The changes by no means signal the end of Covid Zero. A day after releasing the new parameters, officials were quick to clarify that Covid rules were being refined, not relaxed, and a strict attitude toward stamping out infections remains China’s guiding principle.
“The extreme pessimism in markets has finally led to a key policy change on the two biggest overhangs over the economy,” said Shen Meng, a director at Beijing-based investment bank Chanson & Co. “It’s still hard to say whether this is going to be a turning point for the economy though.”
Authorities have sought to defuse the property crisis with a raft of measures in the past few months, including cutting interest rates, urging major banks to extend 1 trillion yuan ($140 billion) of financing in the final months of the year, and offering special loans through policy banks to ensure property projects are delivered.
China also expanded a key financing support program designed for private firms including real estate companies to about 250 billion yuan last week, a move that could help developers sell more bonds and ease their liquidity woes.

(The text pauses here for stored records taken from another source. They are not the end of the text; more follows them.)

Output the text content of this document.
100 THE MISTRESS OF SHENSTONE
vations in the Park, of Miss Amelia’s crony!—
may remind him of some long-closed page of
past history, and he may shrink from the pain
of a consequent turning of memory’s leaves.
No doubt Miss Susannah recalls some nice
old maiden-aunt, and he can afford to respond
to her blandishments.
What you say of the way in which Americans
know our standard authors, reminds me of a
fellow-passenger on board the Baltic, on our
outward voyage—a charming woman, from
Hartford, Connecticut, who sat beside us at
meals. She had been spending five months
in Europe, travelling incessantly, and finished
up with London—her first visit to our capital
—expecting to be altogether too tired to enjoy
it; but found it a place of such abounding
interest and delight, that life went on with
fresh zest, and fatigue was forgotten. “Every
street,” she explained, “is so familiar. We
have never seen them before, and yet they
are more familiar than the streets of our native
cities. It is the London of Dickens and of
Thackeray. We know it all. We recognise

One of the biggest policy changes in the latest notice is to allow a “temporary” easing of restrictions on bank lending to developers.

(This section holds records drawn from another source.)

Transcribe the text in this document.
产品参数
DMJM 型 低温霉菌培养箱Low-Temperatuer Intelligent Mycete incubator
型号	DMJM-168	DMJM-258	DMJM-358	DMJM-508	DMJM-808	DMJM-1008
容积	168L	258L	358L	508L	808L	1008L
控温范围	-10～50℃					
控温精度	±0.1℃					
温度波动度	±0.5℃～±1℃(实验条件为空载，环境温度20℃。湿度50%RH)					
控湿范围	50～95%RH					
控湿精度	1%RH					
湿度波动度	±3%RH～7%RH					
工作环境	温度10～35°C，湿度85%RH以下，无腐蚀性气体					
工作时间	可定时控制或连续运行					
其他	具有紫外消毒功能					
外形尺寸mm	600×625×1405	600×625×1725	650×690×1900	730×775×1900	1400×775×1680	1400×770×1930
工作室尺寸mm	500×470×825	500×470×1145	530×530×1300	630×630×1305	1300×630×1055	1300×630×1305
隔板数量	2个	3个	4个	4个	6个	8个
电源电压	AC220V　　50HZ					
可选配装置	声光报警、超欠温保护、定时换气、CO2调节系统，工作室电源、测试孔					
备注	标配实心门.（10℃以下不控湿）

China began imposing caps on bank’s property lending in 2021, as authorities sought to tighten the reins on a bubble-prone industry and curb leverage at some of the nation’s largest developers. Banks not meeting the current restrictions will be given extra time to meet the requirement, said the people.
In addition, regulators encouraged lenders to negotiate with homebuyers on extending mortgage repayment, and emphasized that buyers’ credit scores will be protected. That may alleviate the risk of social unrest among homebuyers who have engaged in a widespread boycott on mortgage payments since July.
China’s $2.4 trillion new-home market remains fragile and property debt defaults have surged. Price declines in the existing-home market were the most extreme in almost eight years in September, according to the latest official data. At banks, the proportion of bad loans related to property has surged to 30%, according to Citigroup estimates.
Developers face a mountain of looming debt maturities. China’s property sector has at least $292 billion of onshore and offshore borrowings coming due through the end of 2023. That includes $53.7 billion in borrowings this year, followed by $72.3 billion of maturities in the first quarter of next year.
What Bloomberg Intelligence Says
“Longfor will likely be saved from China’s property debt crisis, while Country Garden could get short-term cash-flow relief, should Beijing implement a policy package aiding stronger private developers’ debt-raising. A bailout for some distressed players including Shimao and Sunac could be too late, given the damage already done to buyers’ confidence.”
–Kristy Hung, real estate analyst
The outlook for the sector, and the wider economy as a whole, will likely hinge on how far the latest support measures go toward reviving confidence among banks, investors and homebuyers.
“China developers are facing another peak in debt maturity next year, if regulators don’t make adjustments for property-related policies, developer liquidity will continue to deteriorate,” Shen said. “This will very likely trigger systemic financial risk.”